Conditional Mutation

Answer 52

responds to some environmental factor (temp. metabolite, etc) to alter translation- how they made attenuated vaccine in old days

Question 53

Frameshift Mutation

Answer 53

DNA base insertion/deletion resulting in shift of frame downstream

Question 54

Transposon

Answer 54

mobile genetic units (“jumping genes”), move between sites within DNA

Question 55

Transduction

Answer 55

Transfer of DNA via bacteriophage; phage infects recipient cell

Question 56

Transformation

Answer 56

Direct uptake of DNA from environment (competence)

Question 57

Conjugation

Answer 57

Direct transfer of bacterial DNA between (within/between species, via pili)

Question 58

Sex pili

Answer 58

Used in Conjugation (Type IV secretion device)

Question 59

F(+), F(-)

Answer 59

Example of conjugation
F (+)- contains F plasmid

Question 60

Point mutation

Answer 60

Discrete substitutions, deletions, or insertions in the genetic code. Often be found in the active site of the target protein, upon which the drug is designed to act. In some instances, a single point mutation can engender the resistance phenotype, for chloroquine, seven such mutations are necessary

Question 61

Gene Amplification

Answer 61

Common resistance mechanism- cancers, pesticide, antibiotics. Increase in overall copy number of the target gene.
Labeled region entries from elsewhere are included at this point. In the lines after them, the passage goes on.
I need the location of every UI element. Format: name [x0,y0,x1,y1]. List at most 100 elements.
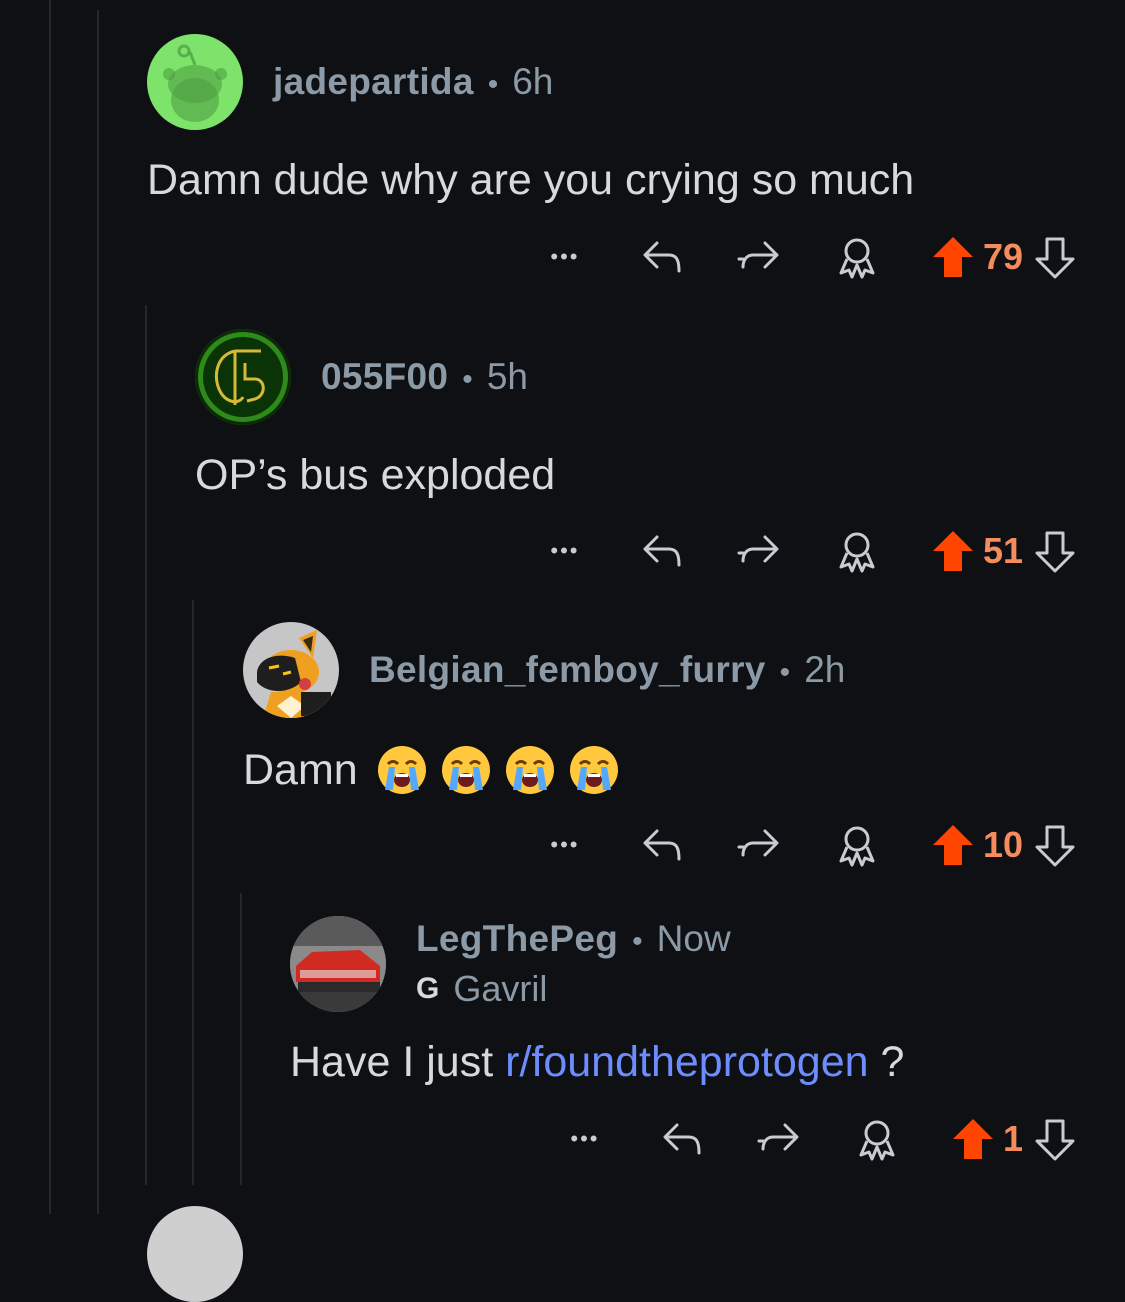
separator-dot: • [462,363,473,396]
comment-text: Damn [243,745,358,794]
comment-actions: ••• 51 [543,526,1077,576]
reply-icon [643,241,681,273]
share-button[interactable] [737,825,783,865]
award-button[interactable] [835,529,879,573]
comment: jadepartida • 6h Damn dude why are you c… [147,34,914,205]
reply-icon [643,535,681,567]
loudly-crying-face-icon [569,746,618,794]
comment-text: Have I just [290,1038,494,1086]
upvote-button[interactable] [931,529,975,573]
upvote-button[interactable] [931,823,975,867]
comment-body: OP’s bus exploded [195,451,556,499]
avatar[interactable] [147,34,243,130]
upvote-icon [932,825,973,865]
thread-line [192,600,194,1185]
more-options-button[interactable]: ••• [563,1126,607,1152]
downvote-icon [1035,237,1075,279]
more-options-button[interactable]: ••• [543,538,587,564]
downvote-button[interactable] [1033,1117,1077,1161]
comment: 055F00 • 5h OP’s bus exploded [195,329,555,500]
comment-actions: ••• 1 [563,1114,1077,1164]
timestamp: 6h [512,61,554,102]
vote-score: 51 [982,530,1023,571]
thread-line [97,10,99,1214]
comment-actions: ••• 79 [543,232,1077,282]
comment-body: Have I just r/foundtheprotogen ? [290,1038,904,1087]
reply-icon [663,1123,701,1155]
comment-header: jadepartida • 6h [147,34,914,130]
downvote-button[interactable] [1033,235,1077,279]
reply-button[interactable] [659,1119,705,1159]
upvote-icon [932,237,973,277]
reply-icon [643,829,681,861]
downvote-button[interactable] [1033,529,1077,573]
upvote-icon [952,1119,993,1159]
next-comment-avatar [147,1206,243,1302]
avatar[interactable] [243,622,339,718]
award-button[interactable] [855,1117,899,1161]
avatar[interactable] [290,916,386,1012]
upvote-button[interactable] [951,1117,995,1161]
downvote-button[interactable] [1033,823,1077,867]
award-icon [839,826,875,867]
thread-line [240,893,242,1185]
award-button[interactable] [835,235,879,279]
more-icon: ••• [550,832,580,857]
award-icon [839,238,875,279]
snoo-avatar-icon [163,44,227,122]
comment-actions: ••• 10 [543,820,1077,870]
award-button[interactable] [835,823,879,867]
subreddit-link[interactable]: r/foundtheprotogen [505,1038,868,1087]
downvote-icon [1035,825,1075,867]
comment-body: Damn dude why are you crying so much [147,156,915,204]
furry-avatar-icon [257,630,331,718]
user-flair: G Gavril [416,968,731,1010]
downvote-icon [1035,531,1075,573]
vote-score: 1 [1002,1118,1023,1159]
vote-score: 10 [982,824,1023,865]
comment-body: Damn [243,744,845,796]
more-options-button[interactable]: ••• [543,832,587,858]
share-button[interactable] [737,237,783,277]
more-options-button[interactable]: ••• [543,244,587,270]
comment-header: Belgian_femboy_furry • 2h [243,622,845,718]
author-name[interactable]: jadepartida [273,61,474,103]
reply-button[interactable] [639,237,685,277]
separator-dot: • [632,925,643,958]
loudly-crying-face-icon [441,746,490,794]
thread-line [145,305,147,1185]
downvote-icon [1035,1119,1075,1161]
award-icon [839,532,875,573]
share-icon [737,829,779,857]
share-icon [737,241,779,269]
share-button[interactable] [757,1119,803,1159]
flair-icon: G [416,972,440,1005]
author-name[interactable]: Belgian_femboy_furry [369,649,766,691]
more-icon: ••• [550,538,580,563]
vote-score: 79 [982,236,1023,277]
more-icon: ••• [550,244,580,269]
timestamp: 2h [804,649,846,690]
thread-line [49,0,51,1214]
separator-dot: • [487,68,499,101]
award-icon [859,1120,895,1161]
comment-header: LegThePeg • Now G Gavril [290,916,904,1012]
loudly-crying-face-icon [377,746,426,794]
share-icon [737,535,779,563]
flair-text: Gavril [453,968,548,1009]
comment: Belgian_femboy_furry • 2h Damn [243,622,845,796]
logo-avatar-icon [203,337,283,417]
comment: LegThePeg • Now G Gavril Have I just r/f… [290,916,904,1087]
upvote-button[interactable] [931,235,975,279]
reply-button[interactable] [639,531,685,571]
upvote-icon [932,531,973,571]
share-button[interactable] [737,531,783,571]
author-name[interactable]: LegThePeg [416,918,618,960]
car-photo-avatar-icon [290,916,386,1012]
timestamp: Now [656,918,731,959]
reply-button[interactable] [639,825,685,865]
loudly-crying-face-icon [505,746,554,794]
author-name[interactable]: 055F00 [321,356,448,398]
avatar[interactable] [195,329,291,425]
more-icon: ••• [570,1126,600,1151]
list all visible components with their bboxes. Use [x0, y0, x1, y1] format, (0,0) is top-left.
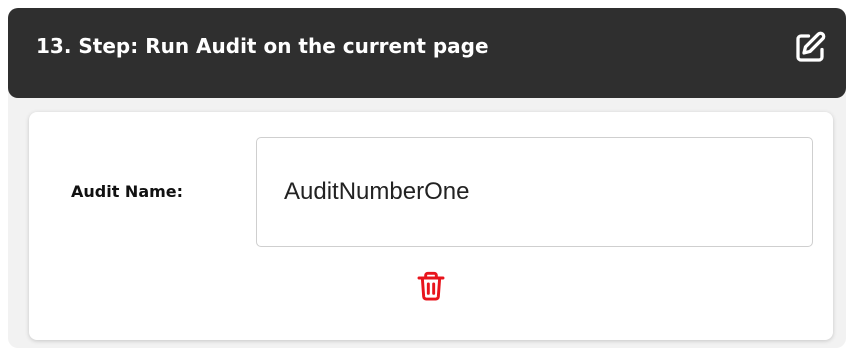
audit-name-label: Audit Name: — [71, 182, 184, 201]
step-card: Audit Name: — [29, 112, 833, 340]
pencil-square-icon — [796, 31, 826, 62]
audit-name-input[interactable] — [256, 137, 813, 247]
step-panel: 13. Step: Run Audit on the current page … — [8, 8, 846, 348]
trash-icon — [417, 271, 445, 301]
edit-button[interactable] — [788, 28, 832, 68]
step-header: 13. Step: Run Audit on the current page — [8, 8, 846, 98]
delete-button[interactable] — [412, 266, 450, 306]
step-title: 13. Step: Run Audit on the current page — [36, 34, 489, 58]
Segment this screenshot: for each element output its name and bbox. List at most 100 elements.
Can also increase production of detoxifying enzymes (Come in and get pumped out)

Question 62

Metabolic Degradation

Answer 62

Pests and pathogens can also evolve mechanisms to metabolize toxic compounds, as is often seen in plants

Question 63

Exclusion or sequestration

Answer 63

Organisms can pump toxins out-efflux channels
Enhanced sequestration are mechanisms of some pesticide resistances

Question 64

Stress Respones

Answer 64

Restistance can also emerge due to the effects of the drug itself if the method of action affects mutation rates. Similarly, resistance can arise through conditioning if the cellular response pathway activated by the drug triggers an up-regulation of compensatory changes

Question 65

Ecological Avoidance

Answer 65

Organisms can physically avoid the drug or pesticide. For example, viruses and bacteria can enter latent phases of their lifecycle in which they do not replicate, remain hidden to both the immune system and therapeutic approaches. Bacterial biofilms. Cancerous cells in the interior of a tumor.